Hildesheim, St. Michael, Engelschorschranke

Die Engelschorschranke in Hildesheim, um 1195, hat die Form einer arkadenartig durchbrochenen Wand und ist mit Engelsfiguren aus Stuck geschmückt. Um 1210 entstand die Apostelreihe der spätromanischen Halberstädter Chorschranken, 10 oder 20 Jahre später die an der Ostchorschranke des Bamberger Doms.

Paris, Notre-Dame, Einzelfeld der nördlichen Chorschranke: Szenen aus dem Marienleben

Gotische Chorschranken weisen gelegentlich szenische Reliefs auf (Notre-Dame in Paris, um 1300–1350; Havelberger Dom, um 1400). Der umfangreicher werdende Klerus an den bürgerlichen Pfarrkirchen reicher deutscher Städte führte dazu, dass von Chorschranken umschlossene Chöre nicht auf Dom-, Stifts- und Klosterkirchen beschränkt blieben. Doch ist eine Tendenz zur Auflösung der Chorschrankenwände in offene, aus Maßwerk geformten Bildungen zu beobachten.

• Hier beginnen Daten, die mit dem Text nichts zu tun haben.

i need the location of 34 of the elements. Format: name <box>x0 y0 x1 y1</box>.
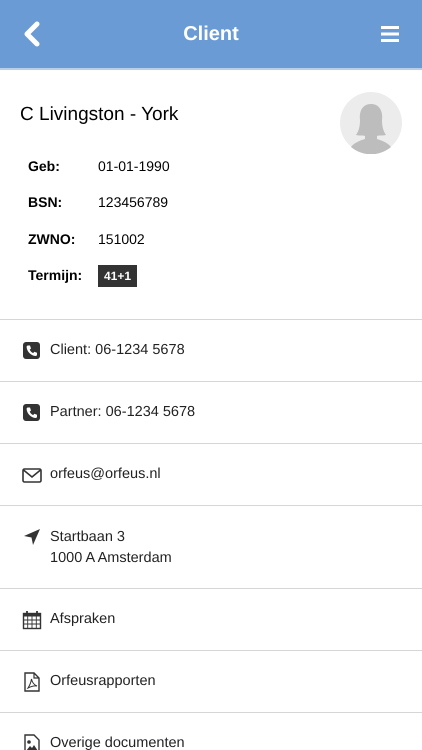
image-file-icon <box>22 734 42 750</box>
phone-icon <box>22 402 42 422</box>
field-label: BSN: <box>28 193 64 212</box>
list-item[interactable]: Afspraken <box>0 589 422 651</box>
phone-icon <box>22 340 42 360</box>
screen-title: Client <box>183 22 239 47</box>
field-label: Geb: <box>28 156 61 176</box>
field-label: ZWNO: <box>28 230 76 249</box>
location-arrow-icon <box>22 527 42 547</box>
calendar-icon <box>22 610 42 630</box>
item-text: 1000 A Amsterdam <box>50 549 172 568</box>
list-item[interactable]: Overige documenten <box>0 713 422 750</box>
avatar-icon <box>340 92 402 154</box>
back-icon[interactable] <box>22 21 42 47</box>
item-text: Startbaan 3 <box>50 528 126 547</box>
field-value: 01-01-1990 <box>98 156 170 176</box>
list-item[interactable]: Client: 06-1234 5678 <box>0 320 422 382</box>
item-text: Afspraken <box>50 610 116 629</box>
item-text: Orfeusrapporten <box>50 672 156 691</box>
item-text: Overige documenten <box>50 734 185 750</box>
list-item[interactable]: Partner: 06-1234 5678 <box>0 382 422 444</box>
field-value: 123456789 <box>98 193 168 212</box>
list-item[interactable]: orfeus@orfeus.nl <box>0 444 422 506</box>
list-item[interactable]: Startbaan 3 1000 A Amsterdam <box>0 506 422 589</box>
list-item[interactable]: Orfeusrapporten <box>0 651 422 713</box>
menu-icon[interactable] <box>380 25 400 43</box>
item-text: Client: 06-1234 5678 <box>50 341 185 360</box>
pdf-file-icon <box>22 672 42 692</box>
item-text: orfeus@orfeus.nl <box>50 465 161 484</box>
item-text: Partner: 06-1234 5678 <box>50 403 196 422</box>
field-value: 151002 <box>98 230 145 249</box>
field-label: Termijn: <box>28 266 84 286</box>
client-name: C Livingston - York <box>20 103 178 127</box>
term-badge: 41+1 <box>98 264 138 287</box>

Mit der Renaissance tritt denn auch das geschmiedete Chorgitter an die Stelle von Chorschranken und Lettner,[1] vor allem, seit in der Zeit der Gegenreformation die Gläubigen stärker an der heiligen Messe Anteil nehmen und mit einer prunkvollen Ausgestaltung der Liturgie beeindruckt werden sollten.

Perspektivisches Chorgitter, Weingarten, St. Martin, 1738

Manche Gitter spielen mit perspektivischen Effekten (Luzern, 1644; Weingarten, 1738). Einen Höhepunkt erreicht diese Manier in der ersten Hälfte des 18. Jahrhunderts. Später wurden Chorgitter oft in den Eingangsbereich der Kirchen versetzt, um das Kircheninventar vor Raub und Vandalismus zu schützen.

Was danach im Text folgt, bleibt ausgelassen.